St Kilda is a remote archipelago
that lies forty miles off the western coast of the Outer Hebrides
in northwest Scotland . It is unique in many ways. The geography of its islands
is some of the most dramatic and extreme in the British Isles ,
with the tallest cliffs and sea stacks of all. It is home to a number of unique
species of birds and mice, as well as the famous St Kilda sheep. It also hosts
a transient colony of almost two million sea birds. There are also several
plant species there that exist nowhere else on Earth. Its place in the human
world is equally fascinating. (Boudica moment alert!) It was once the remotest
inhabited island in the British
Isles with a small population,
never more than two hundred. Signs of human habitation can be traced back to
before 5000 BC yet in 1930 there were only thirty-six people living on the
islands and most of them were elderly. This community was unsustainable and so
they announced a desire to be evacuated to the mainland and this was granted on
the 29th of August of that year. Between 1955 and 2009 the islands were
inhabited once again, albeit by a rotation of visiting professionals; Ministry
of Defence personnel working on the Outer Hebrides Missile Range . This facility is now in the process of shutting down and
will probably never reopen, especially if Scotland becomes independent. Visiting volunteers from the Scottish
National Trust maintain the archipelago, and look after the ruins in the Village Bay settlement, but today nobody lives permanently on St
Kilda.
I researched St Kilda in depth a
few years ago because it plays a prominent role in my novel Rockall which is now available for free online;
see: http://hpanwo-bb.blogspot.co.uk/2009/02/rockall-chapter-1.html.

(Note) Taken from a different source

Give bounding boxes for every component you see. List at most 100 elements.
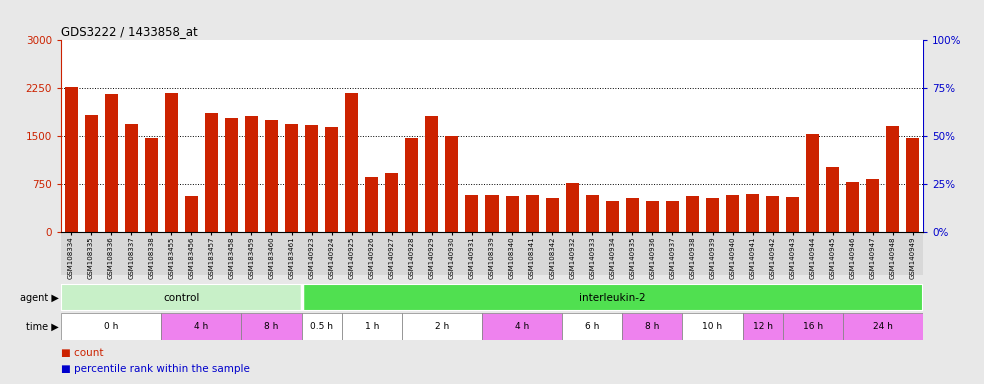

I drew mainly on the book The Life and
Death of St Kilda by Tom Steel, see: http://www.amazon.co.uk/The-Life-Death-St-Kilda/dp/0006373402.
This informative and poignant book expressed an idea about St Kilda that has
been a conventional one since anthropologists first turned their attention
towards the islands. St Kilda has been regarded as a lost world, a very
isolated human community that has had little or no contact with the outside
world. This is an understandable notion seeing as how remote and inaccessible
St Kilda is. Steel describes in his book how an estatesman from St Kilda's
landowner, the clan MacLeod, would turn up in a boat once a year to pick up the
islanders' rent. St Kildans had no system of money and shared out all internal produce
in a manner rather like miniature communism; so they paid their rent in gull
feathers, wool and any surplus vegetables they grew on their crofts. This was
the population's only contact with the outside world; and the islanders would
ask the estatesman all kinds of questions that nobody else would need to like
"Who is the king these days?" and "Has a war been fought
lately?" However a new book has just been published that questions that
establishment view. According to St
Kilda- the Last and Outmost Isle by Angela Gannon and George Geddes, the
people of St Kilda were not some kind of "lost tribe"; they were
instead an active part of the wider Highland community. They were unusually self-sufficient compared to
most, that is true; however they regularly interacted with people from the
mainland Western Isles and beyond. Their exports were more than just a means to
pay the MacLeod rent; they bartered them with other Hebridean communities in
exchange for other goods. They played an empowered role in the lucrative clan
economy. The authors describe St Kilda as "one of the most mythologized
and misunderstood places on earth." They are both archaeologists who spent
many months exploring the archipelago, and their book is the result of a nine
year project to better understand the lives the St Kildans used to lead. The volume
contains previously unpublished photographs of the landscape and people of St
Kilda through the years. Source: http://www.bbc.co.uk/news/uk-scotland-highlands-islands-34659269.
St Kilda- the
Last and Outmost Isle can be purchased
here: http://www.amazon.co.uk/St-Kilda-Last-Outmost-Isle/dp/190241991X.
I've not read the book yet, but I am intrigued by its premise and hope I find
time to soon. If its claims are correct then would it have influenced the way I
wrote Rockall had I been writing it
today? Quite possibly. In the scenario in the book, it is doubtful that Rockall
would have remained unexplored if St Kilda had been less secluded than
previously thought. Despite its towering cliffs, somebody would have scaled
them and maybe even set up a community on the plateau. They would have had to share
the land with the ErkDwaLa, the native
population of Rockall. That situation would have changed many of the other
plotlines of the story. I do not intend to amend Rockall in any way as a result of this new information; after all,
fiction has to make sense internally, but it is not obliged to imitate fact.